L’annuncio arriva da una nota di Regione Liguria a seguito della comunicazione da parte di Guerrato Spa. “Il closing finanziario è una delle due chiavi del partenariato pubblico-privato a garanzia della realizzazione del nuovo ospedale, insieme all’avanzamento lavori in cantiere secondo il cronoprogramma, dettagliato con cadenza trimestrale e monitorato quotidianamente del Commissario Cardone insieme a Ire – dichiara l’assessore all’Edilizia ospedaliera di Regione Liguria Giacomo Raul Giampedrone – Siamo quindi molto soddisfatti di questo ulteriore risultato: con questa solida garanzia finanziaria ci sono tutte le condizioni per completare la costruzione di questa infrastruttura ospedaliera, fondamentale per l’intera Liguria, nel rispetto dell’impegno di mandato del presidente Bucci con tutti i cittadini”.
“Con la positiva verifica di tutte le condizioni per l’erogazione del finanziamento Unicredit – dichiara il chief operating officer di Guerrato Spa Giancarlo Masciarelli – e con la conseguente operazione di copertura del tasso (“interest rate swop”) si è conclusa positivamente l’operazione di finanziamento dell’Ospedale del Felettino (il cosiddetto ‘closing’). Con questo fondamentale passaggio procedimentale è stata accertata l’erogabilità delle somme finanziate e, quindi, la disponibilità immediata dei fondi che sommati ai mezzi propri già immessi della Guerrato Spa e al contributo pubblico coprono tutto il fabbisogno necessario per la realizzazione del tanto atteso nuovo Ospedale della Spezia. Corre l’obbligo da parte nostra di ringraziare la presidenza della Regione Liguria, l’assessorato all’Edilizia ospedaliera, la stazione appaltante ed il concedente per la fiducia e la leale collaborazione sempre dimostrata. Ci sia altresì concesso di ringraziare tutti gli attori dell’operazione finanziaria che da oltre un anno sono stati impegnati unitamente a noi per il conseguimento di questo grande risultato: Banca Unicredit che ha confermato ancora una volta di essere leader di mercato in transazioni complesse e nel financing delle infrastrutture in Italia, i team legali Gianni & Origoni (GOP), DLA Piper ed SDM Partners sta, che hanno lavorato sempre costruttivamente per risolvere questioni complesse con grande capacità e professionalità, PwC Italia, Rina Consulting e Marsh per aver fattivamente contribuito al raggiungimento del closing supportando tecnicamente per le aree di loro competenza”.

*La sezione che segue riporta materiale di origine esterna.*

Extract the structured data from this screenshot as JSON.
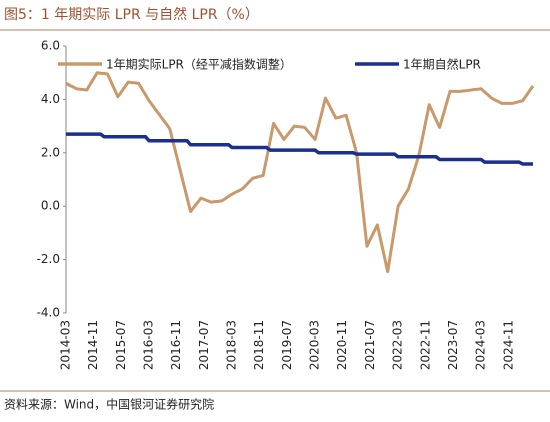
{
  "chart_data": {
    "type": "line",
    "title": "图5：1 年期实际 LPR 与自然 LPR（%）",
    "source": "资料来源：Wind，中国银河证券研究院",
    "categories": [
      "2014-03",
      null,
      null,
      null,
      null,
      null,
      null,
      null,
      "2014-11",
      null,
      null,
      null,
      null,
      null,
      null,
      null,
      "2015-07",
      null,
      null,
      null,
      null,
      null,
      null,
      null,
      "2016-03",
      null,
      null,
      null,
      null,
      null,
      null,
      null,
      "2016-11",
      null,
      null,
      null,
      null,
      null,
      null,
      null,
      "2017-07",
      null,
      null,
      null,
      null,
      null,
      null,
      null,
      "2018-03",
      null,
      null,
      null,
      null,
      null,
      null,
      null,
      "2018-11",
      null,
      null,
      null,
      null,
      null,
      null,
      null,
      "2019-07",
      null,
      null,
      null,
      null,
      null,
      null,
      null,
      "2020-03",
      null,
      null,
      null,
      null,
      null,
      null,
      null,
      "2020-11",
      null,
      null,
      null,
      null,
      null,
      null,
      null,
      "2021-07",
      null,
      null,
      null,
      null,
      null,
      null,
      null,
      "2022-03",
      null,
      null,
      null,
      null,
      null,
      null,
      null,
      "2022-11",
      null,
      null,
      null,
      null,
      null,
      null,
      null,
      "2023-07",
      null,
      null,
      null,
      null,
      null,
      null,
      null,
      "2024-03",
      null,
      null,
      null,
      null,
      null,
      null,
      null,
      "2024-11",
      null,
      null,
      null,
      null,
      null,
      null,
      null
    ],
    "series": [
      {
        "name": "1年期实际LPR（经平减指数调整）",
        "color": "#C9996B",
        "values": [
          4.6,
          4.53,
          4.47,
          4.4,
          4.38,
          4.37,
          4.35,
          4.57,
          4.78,
          5.0,
          4.98,
          4.97,
          4.95,
          4.67,
          4.38,
          4.1,
          4.28,
          4.47,
          4.65,
          4.63,
          4.62,
          4.6,
          4.38,
          4.17,
          3.95,
          3.78,
          3.6,
          3.43,
          3.25,
          3.08,
          2.9,
          2.38,
          1.87,
          1.35,
          0.83,
          0.32,
          -0.2,
          -0.03,
          0.13,
          0.3,
          0.25,
          0.2,
          0.15,
          0.17,
          0.18,
          0.2,
          0.28,
          0.37,
          0.45,
          0.52,
          0.58,
          0.65,
          0.78,
          0.92,
          1.05,
          1.08,
          1.12,
          1.15,
          1.8,
          2.45,
          3.1,
          2.9,
          2.7,
          2.5,
          2.67,
          2.83,
          3.0,
          2.98,
          2.97,
          2.95,
          2.8,
          2.65,
          2.5,
          3.02,
          3.53,
          4.05,
          3.8,
          3.55,
          3.3,
          3.33,
          3.37,
          3.4,
          2.93,
          2.47,
          2.0,
          0.83,
          -0.33,
          -1.5,
          -1.23,
          -0.97,
          -0.7,
          -1.28,
          -1.87,
          -2.45,
          -1.63,
          -0.82,
          0.0,
          0.22,
          0.43,
          0.65,
          1.07,
          1.48,
          1.9,
          2.53,
          3.17,
          3.8,
          3.52,
          3.23,
          2.95,
          3.4,
          3.85,
          4.3,
          4.3,
          4.3,
          4.3,
          4.32,
          4.33,
          4.35,
          4.37,
          4.38,
          4.4,
          4.28,
          4.17,
          4.05,
          3.98,
          3.92,
          3.85,
          3.85,
          3.85,
          3.85,
          3.88,
          3.92,
          3.95,
          4.13,
          4.32,
          4.5
        ]
      },
      {
        "name": "1年期自然LPR",
        "color": "#1B2F8F",
        "values": [
          2.7,
          2.7,
          2.7,
          2.7,
          2.7,
          2.7,
          2.7,
          2.7,
          2.7,
          2.7,
          2.7,
          2.6,
          2.6,
          2.6,
          2.6,
          2.6,
          2.6,
          2.6,
          2.6,
          2.6,
          2.6,
          2.6,
          2.6,
          2.6,
          2.45,
          2.45,
          2.45,
          2.45,
          2.45,
          2.45,
          2.45,
          2.45,
          2.45,
          2.45,
          2.45,
          2.45,
          2.3,
          2.3,
          2.3,
          2.3,
          2.3,
          2.3,
          2.3,
          2.3,
          2.3,
          2.3,
          2.3,
          2.3,
          2.2,
          2.2,
          2.2,
          2.2,
          2.2,
          2.2,
          2.2,
          2.2,
          2.2,
          2.2,
          2.2,
          2.1,
          2.1,
          2.1,
          2.1,
          2.1,
          2.1,
          2.1,
          2.1,
          2.1,
          2.1,
          2.1,
          2.1,
          2.1,
          2.1,
          2.0,
          2.0,
          2.0,
          2.0,
          2.0,
          2.0,
          2.0,
          2.0,
          2.0,
          2.0,
          2.0,
          1.95,
          1.95,
          1.95,
          1.95,
          1.95,
          1.95,
          1.95,
          1.95,
          1.95,
          1.95,
          1.95,
          1.95,
          1.85,
          1.85,
          1.85,
          1.85,
          1.85,
          1.85,
          1.85,
          1.85,
          1.85,
          1.85,
          1.85,
          1.85,
          1.75,
          1.75,
          1.75,
          1.75,
          1.75,
          1.75,
          1.75,
          1.75,
          1.75,
          1.75,
          1.75,
          1.75,
          1.75,
          1.65,
          1.65,
          1.65,
          1.65,
          1.65,
          1.65,
          1.65,
          1.65,
          1.65,
          1.65,
          1.65,
          1.58,
          1.58,
          1.58,
          1.58
        ]
      }
    ],
    "ylim": [
      -4,
      6
    ],
    "yticks": [
      {
        "value": 6,
        "label": "6.0"
      },
      {
        "value": 4,
        "label": "4.0"
      },
      {
        "value": 2,
        "label": "2.0"
      },
      {
        "value": 0,
        "label": "0.0"
      },
      {
        "value": -2,
        "label": "-2.0"
      },
      {
        "value": -4,
        "label": "-4.0"
      }
    ],
    "grid": false,
    "legend": "top"
  }
}
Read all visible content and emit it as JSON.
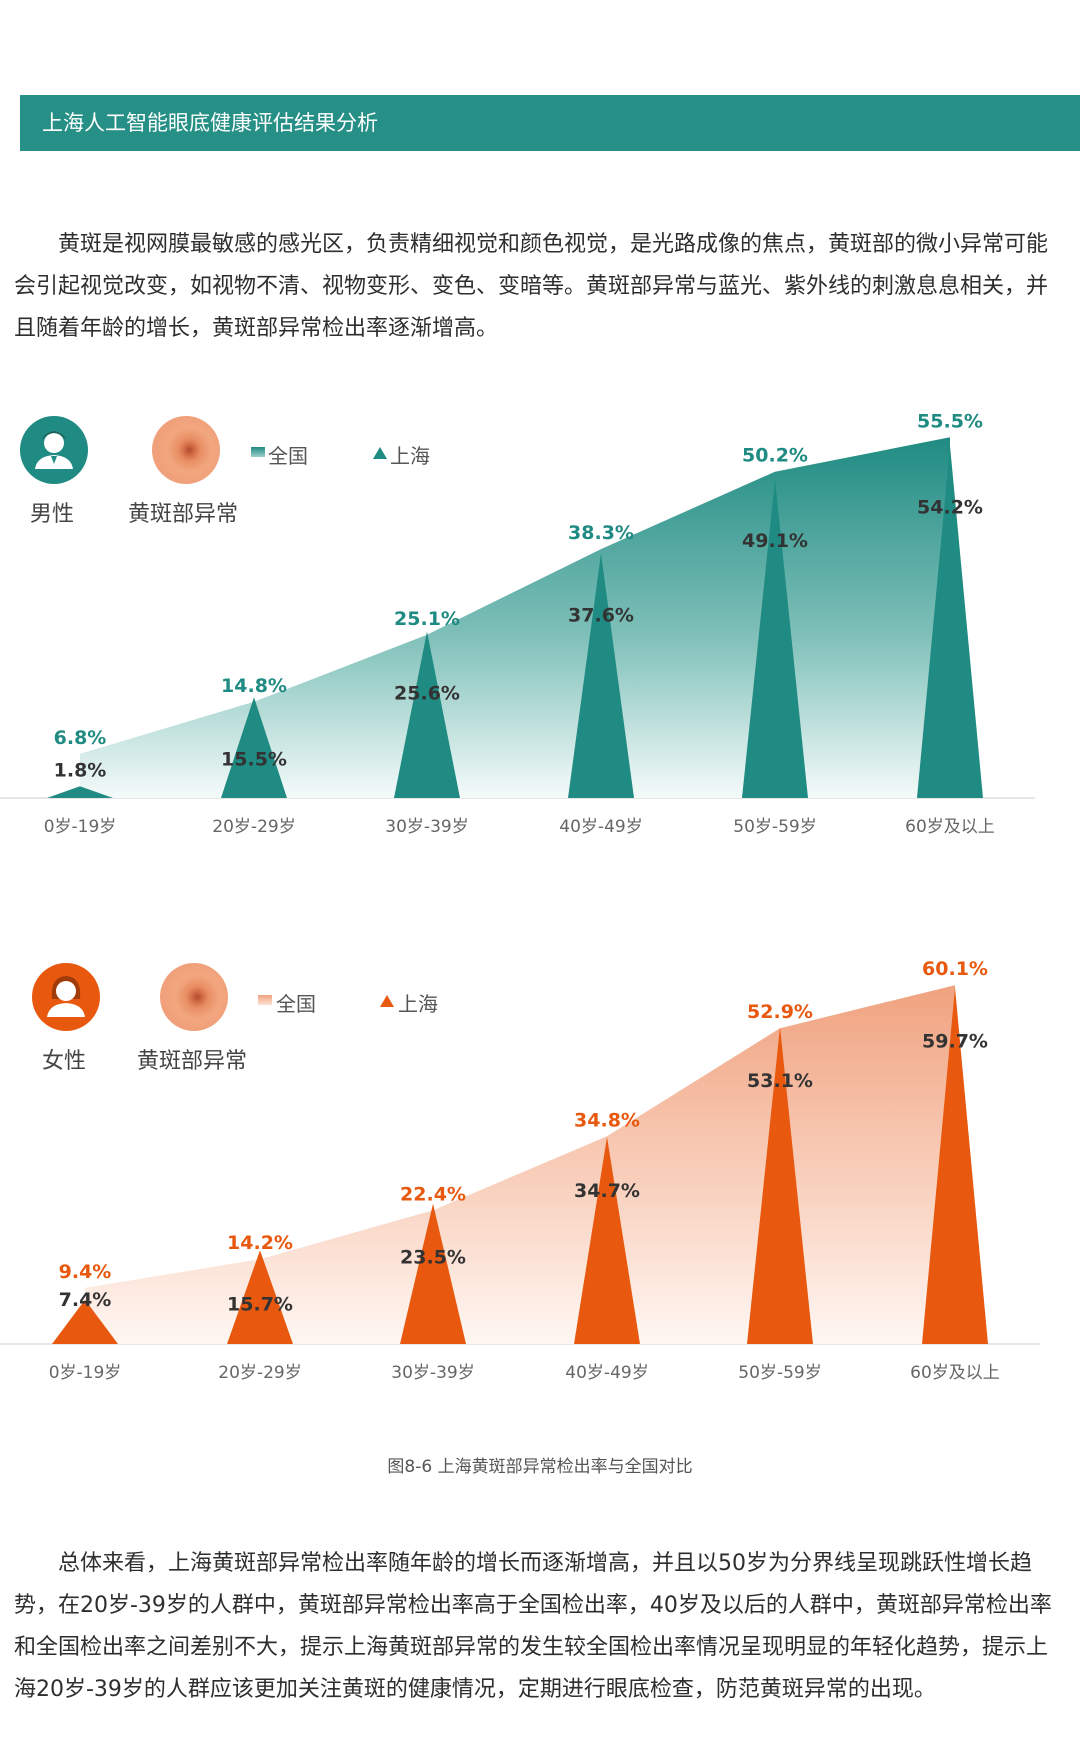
{
  "header": {
    "title": "上海人工智能眼底健康评估结果分析"
  },
  "intro_text": "黄斑是视网膜最敏感的感光区，负责精细视觉和颜色视觉，是光路成像的焦点，黄斑部的微小异常可能会引起视觉改变，如视物不清、视物变形、变色、变暗等。黄斑部异常与蓝光、紫外线的刺激息息相关，并且随着年龄的增长，黄斑部异常检出率逐渐增高。",
  "colors": {
    "male_accent": "#1f8b82",
    "female_accent": "#e8590f",
    "header": "#268f86"
  },
  "chart_data": [
    {
      "type": "area",
      "group_label": "男性",
      "topic_label": "黄斑部异常",
      "legend": {
        "national": "全国",
        "shanghai": "上海"
      },
      "categories": [
        "0岁-19岁",
        "20岁-29岁",
        "30岁-39岁",
        "40岁-49岁",
        "50岁-59岁",
        "60岁及以上"
      ],
      "series": [
        {
          "name": "全国",
          "values": [
            6.8,
            14.8,
            25.1,
            38.3,
            50.2,
            55.5
          ],
          "labels": [
            "6.8%",
            "14.8%",
            "25.1%",
            "38.3%",
            "50.2%",
            "55.5%"
          ],
          "mark": "area"
        },
        {
          "name": "上海",
          "values": [
            1.8,
            15.5,
            25.6,
            37.6,
            49.1,
            54.2
          ],
          "labels": [
            "1.8%",
            "15.5%",
            "25.6%",
            "37.6%",
            "49.1%",
            "54.2%"
          ],
          "mark": "triangle"
        }
      ],
      "ylim": [
        0,
        60
      ],
      "color": "#1f8b82"
    },
    {
      "type": "area",
      "group_label": "女性",
      "topic_label": "黄斑部异常",
      "legend": {
        "national": "全国",
        "shanghai": "上海"
      },
      "categories": [
        "0岁-19岁",
        "20岁-29岁",
        "30岁-39岁",
        "40岁-49岁",
        "50岁-59岁",
        "60岁及以上"
      ],
      "series": [
        {
          "name": "全国",
          "values": [
            9.4,
            14.2,
            22.4,
            34.8,
            52.9,
            60.1
          ],
          "labels": [
            "9.4%",
            "14.2%",
            "22.4%",
            "34.8%",
            "52.9%",
            "60.1%"
          ],
          "mark": "area"
        },
        {
          "name": "上海",
          "values": [
            7.4,
            15.7,
            23.5,
            34.7,
            53.1,
            59.7
          ],
          "labels": [
            "7.4%",
            "15.7%",
            "23.5%",
            "34.7%",
            "53.1%",
            "59.7%"
          ],
          "mark": "triangle"
        }
      ],
      "ylim": [
        0,
        65
      ],
      "color": "#e8590f"
    }
  ],
  "caption": "图8-6 上海黄斑部异常检出率与全国对比",
  "summary_text": "总体来看，上海黄斑部异常检出率随年龄的增长而逐渐增高，并且以50岁为分界线呈现跳跃性增长趋势，在20岁-39岁的人群中，黄斑部异常检出率高于全国检出率，40岁及以后的人群中，黄斑部异常检出率和全国检出率之间差别不大，提示上海黄斑部异常的发生较全国检出率情况呈现明显的年轻化趋势，提示上海20岁-39岁的人群应该更加关注黄斑的健康情况，定期进行眼底检查，防范黄斑异常的出现。"
}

Sul fronte del cantiere “si sta lavorando nel terzo solaio che nella prossima settimana sarà completato per oltre il 50% (stecca tre e quattro) mentre sono iniziate le elevazioni tra il terzo e quarto solaio della stecca quattro” aggiunge Regione.

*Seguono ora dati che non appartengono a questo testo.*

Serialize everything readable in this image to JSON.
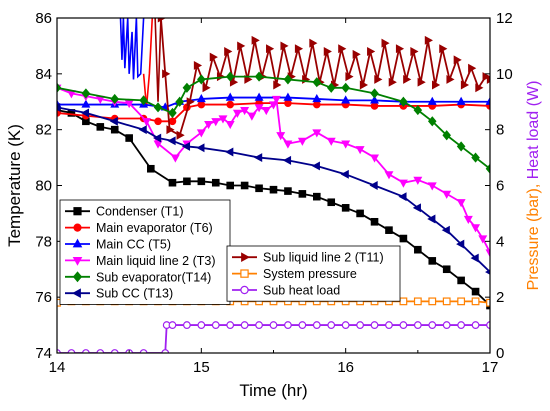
{
  "chart_data": {
    "type": "line",
    "xlabel": "Time (hr)",
    "ylabel_left": "Temperature (K)",
    "ylabel_right_part1": "Pressure (bar),",
    "ylabel_right_part2": "Heat load (W)",
    "xlim": [
      14,
      17
    ],
    "ylim_left": [
      74,
      86
    ],
    "ylim_right": [
      0,
      12
    ],
    "x_ticks": [
      14,
      15,
      16,
      17
    ],
    "x_tick_labels": [
      "14",
      "15",
      "16",
      "17"
    ],
    "y_left_ticks": [
      74,
      76,
      78,
      80,
      82,
      84,
      86
    ],
    "y_left_tick_labels": [
      "74",
      "76",
      "78",
      "80",
      "82",
      "84",
      "86"
    ],
    "y_right_ticks": [
      0,
      2,
      4,
      6,
      8,
      10,
      12
    ],
    "y_right_tick_labels": [
      "0",
      "2",
      "4",
      "6",
      "8",
      "10",
      "12"
    ],
    "grid": false,
    "legend_placement": "bottom-center",
    "colors": {
      "right_axis_pressure": "#ff8000",
      "right_axis_heat": "#a020f0"
    },
    "series": [
      {
        "key": "t1",
        "name": "Condenser (T1)",
        "axis": "left",
        "color": "#000000",
        "marker": "square",
        "filled": true,
        "x": [
          14.0,
          14.1,
          14.2,
          14.3,
          14.4,
          14.5,
          14.65,
          14.8,
          14.9,
          15.0,
          15.1,
          15.2,
          15.3,
          15.4,
          15.5,
          15.6,
          15.7,
          15.8,
          15.9,
          16.0,
          16.1,
          16.2,
          16.3,
          16.4,
          16.5,
          16.6,
          16.7,
          16.8,
          16.9,
          17.0
        ],
        "y": [
          82.7,
          82.6,
          82.3,
          82.1,
          82.0,
          81.7,
          80.6,
          80.1,
          80.15,
          80.15,
          80.1,
          80.0,
          80.0,
          79.9,
          79.85,
          79.8,
          79.7,
          79.6,
          79.4,
          79.2,
          79.0,
          78.7,
          78.4,
          78.1,
          77.7,
          77.3,
          77.0,
          76.6,
          76.2,
          75.7
        ]
      },
      {
        "key": "t6",
        "name": "Main evaporator (T6)",
        "axis": "left",
        "color": "#ff0000",
        "marker": "circle",
        "filled": true,
        "x": [
          14.0,
          14.2,
          14.4,
          14.6,
          14.7,
          14.8,
          14.9,
          15.0,
          15.2,
          15.4,
          15.6,
          15.8,
          16.0,
          16.2,
          16.4,
          16.6,
          16.8,
          17.0
        ],
        "y": [
          82.6,
          82.5,
          82.4,
          82.4,
          82.3,
          82.3,
          82.8,
          82.9,
          82.9,
          82.95,
          82.95,
          82.9,
          82.9,
          82.85,
          82.85,
          82.85,
          82.9,
          82.85
        ]
      },
      {
        "key": "t5",
        "name": "Main CC (T5)",
        "axis": "left",
        "color": "#0000ff",
        "marker": "triangle-up",
        "filled": true,
        "x": [
          14.0,
          14.2,
          14.4,
          14.6,
          14.75,
          14.85,
          15.0,
          15.2,
          15.4,
          15.6,
          15.8,
          16.0,
          16.2,
          16.4,
          16.6,
          16.8,
          17.0
        ],
        "y": [
          82.9,
          82.9,
          82.9,
          82.9,
          82.8,
          83.0,
          83.1,
          83.15,
          83.15,
          83.15,
          83.1,
          83.05,
          83.05,
          83.0,
          83.0,
          83.0,
          83.0
        ]
      },
      {
        "key": "t3",
        "name": "Main liquid line 2 (T3)",
        "axis": "left",
        "color": "#ff00ff",
        "marker": "triangle-down",
        "filled": true,
        "x": [
          14.0,
          14.1,
          14.2,
          14.3,
          14.4,
          14.5,
          14.62,
          14.7,
          14.82,
          14.9,
          15.0,
          15.05,
          15.1,
          15.15,
          15.2,
          15.25,
          15.3,
          15.35,
          15.4,
          15.45,
          15.5,
          15.52,
          15.55,
          15.6,
          15.7,
          15.8,
          15.9,
          16.0,
          16.1,
          16.2,
          16.3,
          16.4,
          16.5,
          16.6,
          16.7,
          16.8,
          16.85,
          16.9,
          16.95,
          17.0
        ],
        "y": [
          83.5,
          83.3,
          83.2,
          83.1,
          83.0,
          82.95,
          82.3,
          81.5,
          81.0,
          81.5,
          81.9,
          82.2,
          82.3,
          82.4,
          82.2,
          82.6,
          82.7,
          82.5,
          82.8,
          82.7,
          82.9,
          83.1,
          81.8,
          81.5,
          81.6,
          81.9,
          81.6,
          81.5,
          81.3,
          81.0,
          80.4,
          80.1,
          80.2,
          80.0,
          79.7,
          79.4,
          78.8,
          78.5,
          78.1,
          77.6
        ]
      },
      {
        "key": "t11",
        "name": "Sub liquid line 2 (T11)",
        "axis": "left",
        "color": "#990000",
        "marker": "triangle-right",
        "filled": true,
        "x": [
          14.72,
          14.75,
          14.78,
          14.85,
          14.92,
          14.97,
          15.03,
          15.08,
          15.13,
          15.18,
          15.22,
          15.27,
          15.32,
          15.37,
          15.42,
          15.47,
          15.52,
          15.57,
          15.62,
          15.67,
          15.72,
          15.77,
          15.82,
          15.87,
          15.92,
          15.97,
          16.02,
          16.07,
          16.12,
          16.17,
          16.22,
          16.27,
          16.32,
          16.37,
          16.42,
          16.47,
          16.52,
          16.57,
          16.62,
          16.67,
          16.72,
          16.77,
          16.82,
          16.87,
          16.92,
          16.97,
          17.0
        ],
        "y": [
          86.0,
          84.0,
          82.0,
          81.8,
          83.0,
          84.3,
          83.5,
          84.6,
          83.9,
          84.8,
          83.7,
          85.0,
          83.8,
          85.2,
          83.9,
          84.9,
          83.6,
          85.0,
          83.9,
          84.9,
          83.8,
          85.1,
          83.7,
          84.8,
          83.6,
          84.9,
          83.9,
          84.7,
          83.6,
          84.8,
          83.8,
          85.1,
          83.7,
          84.9,
          83.8,
          84.8,
          83.7,
          85.2,
          83.6,
          84.9,
          83.8,
          84.5,
          83.6,
          84.2,
          83.5,
          83.9,
          83.8
        ]
      },
      {
        "key": "t14",
        "name": "Sub evaporator(T14)",
        "axis": "left",
        "color": "#008000",
        "marker": "diamond",
        "filled": true,
        "x": [
          14.0,
          14.2,
          14.4,
          14.6,
          14.7,
          14.8,
          14.85,
          14.9,
          15.0,
          15.2,
          15.4,
          15.6,
          15.8,
          15.9,
          16.0,
          16.2,
          16.4,
          16.5,
          16.6,
          16.7,
          16.8,
          16.9,
          17.0
        ],
        "y": [
          83.5,
          83.3,
          83.1,
          83.05,
          82.8,
          82.6,
          83.0,
          83.5,
          83.8,
          83.9,
          83.9,
          83.8,
          83.7,
          83.5,
          83.5,
          83.3,
          83.0,
          82.7,
          82.3,
          81.8,
          81.4,
          81.0,
          80.6
        ]
      },
      {
        "key": "t13",
        "name": "Sub CC (T13)",
        "axis": "left",
        "color": "#00008b",
        "marker": "triangle-left",
        "filled": true,
        "x": [
          14.0,
          14.2,
          14.4,
          14.6,
          14.7,
          14.8,
          14.9,
          15.0,
          15.2,
          15.4,
          15.6,
          15.8,
          16.0,
          16.2,
          16.4,
          16.5,
          16.6,
          16.7,
          16.8,
          16.9,
          17.0
        ],
        "y": [
          82.8,
          82.6,
          82.3,
          82.0,
          81.7,
          81.6,
          81.4,
          81.35,
          81.2,
          81.0,
          80.9,
          80.7,
          80.4,
          80.0,
          79.6,
          79.2,
          78.8,
          78.4,
          77.9,
          77.4,
          76.9
        ]
      },
      {
        "key": "pressure",
        "name": "System pressure",
        "axis": "right",
        "color": "#ff8000",
        "marker": "square",
        "filled": false,
        "x": [
          14.0,
          14.1,
          14.2,
          14.3,
          14.4,
          14.5,
          14.6,
          14.7,
          14.8,
          14.9,
          15.0,
          15.1,
          15.2,
          15.3,
          15.4,
          15.5,
          15.6,
          15.7,
          15.8,
          15.9,
          16.0,
          16.1,
          16.2,
          16.3,
          16.4,
          16.5,
          16.6,
          16.7,
          16.8,
          16.9,
          17.0
        ],
        "y": [
          1.8,
          1.85,
          1.85,
          1.85,
          1.85,
          1.85,
          1.85,
          1.85,
          1.85,
          1.85,
          1.85,
          1.85,
          1.85,
          1.85,
          1.85,
          1.85,
          1.85,
          1.85,
          1.85,
          1.85,
          1.85,
          1.85,
          1.85,
          1.85,
          1.85,
          1.85,
          1.85,
          1.85,
          1.85,
          1.85,
          1.8
        ]
      },
      {
        "key": "heat",
        "name": "Sub heat load",
        "axis": "right",
        "color": "#a020f0",
        "marker": "circle",
        "filled": false,
        "x": [
          14.0,
          14.1,
          14.2,
          14.3,
          14.4,
          14.5,
          14.6,
          14.75,
          14.76,
          14.8,
          14.9,
          15.0,
          15.1,
          15.2,
          15.3,
          15.4,
          15.5,
          15.6,
          15.7,
          15.8,
          15.9,
          16.0,
          16.1,
          16.2,
          16.3,
          16.4,
          16.5,
          16.6,
          16.7,
          16.8,
          16.9,
          17.0
        ],
        "y": [
          0,
          0,
          0,
          0,
          0,
          0,
          0,
          0,
          1.0,
          1.0,
          1.0,
          1.0,
          1.0,
          1.0,
          1.0,
          1.0,
          1.0,
          1.0,
          1.0,
          1.0,
          1.0,
          1.0,
          1.0,
          1.0,
          1.0,
          1.0,
          1.0,
          1.0,
          1.0,
          1.0,
          1.0,
          1.0
        ]
      }
    ],
    "spikes": [
      {
        "series": "t5",
        "color": "#0000ff",
        "x": [
          14.44,
          14.45,
          14.46,
          14.47,
          14.49,
          14.5,
          14.52,
          14.53,
          14.55,
          14.56,
          14.58,
          14.6
        ],
        "y": [
          86.0,
          84.5,
          86.0,
          84.2,
          86.0,
          84.0,
          85.5,
          83.8,
          86.0,
          83.9,
          84.0,
          86.0
        ]
      },
      {
        "series": "t6",
        "color": "#ff0000",
        "x": [
          14.6,
          14.62,
          14.64,
          14.66
        ],
        "y": [
          84.0,
          82.8,
          84.0,
          86.0
        ]
      },
      {
        "series": "t11",
        "color": "#990000",
        "x": [
          14.68,
          14.7,
          14.72
        ],
        "y": [
          86.0,
          83.0,
          86.0
        ]
      }
    ],
    "legend": {
      "box1": [
        "t1",
        "t6",
        "t5",
        "t3",
        "t14",
        "t13"
      ],
      "box2": [
        "t11",
        "pressure",
        "heat"
      ]
    }
  }
}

Ad oggi sono state scavate e conferite in cave autorizzate oltre 180 mila tonnellate di terreno, realizzati oltre 24 mila metri quadrati di solaio, posate circa 50 mila tonnellate di acciaio, gettati 30 mila metri cubi di calcestruzzo. Installate inoltre 3 gru a torre alte 65 metri e una di supporto alta 30 metri. Sono in fase di installazione sistemi a torre di pompaggio del calcestruzzo.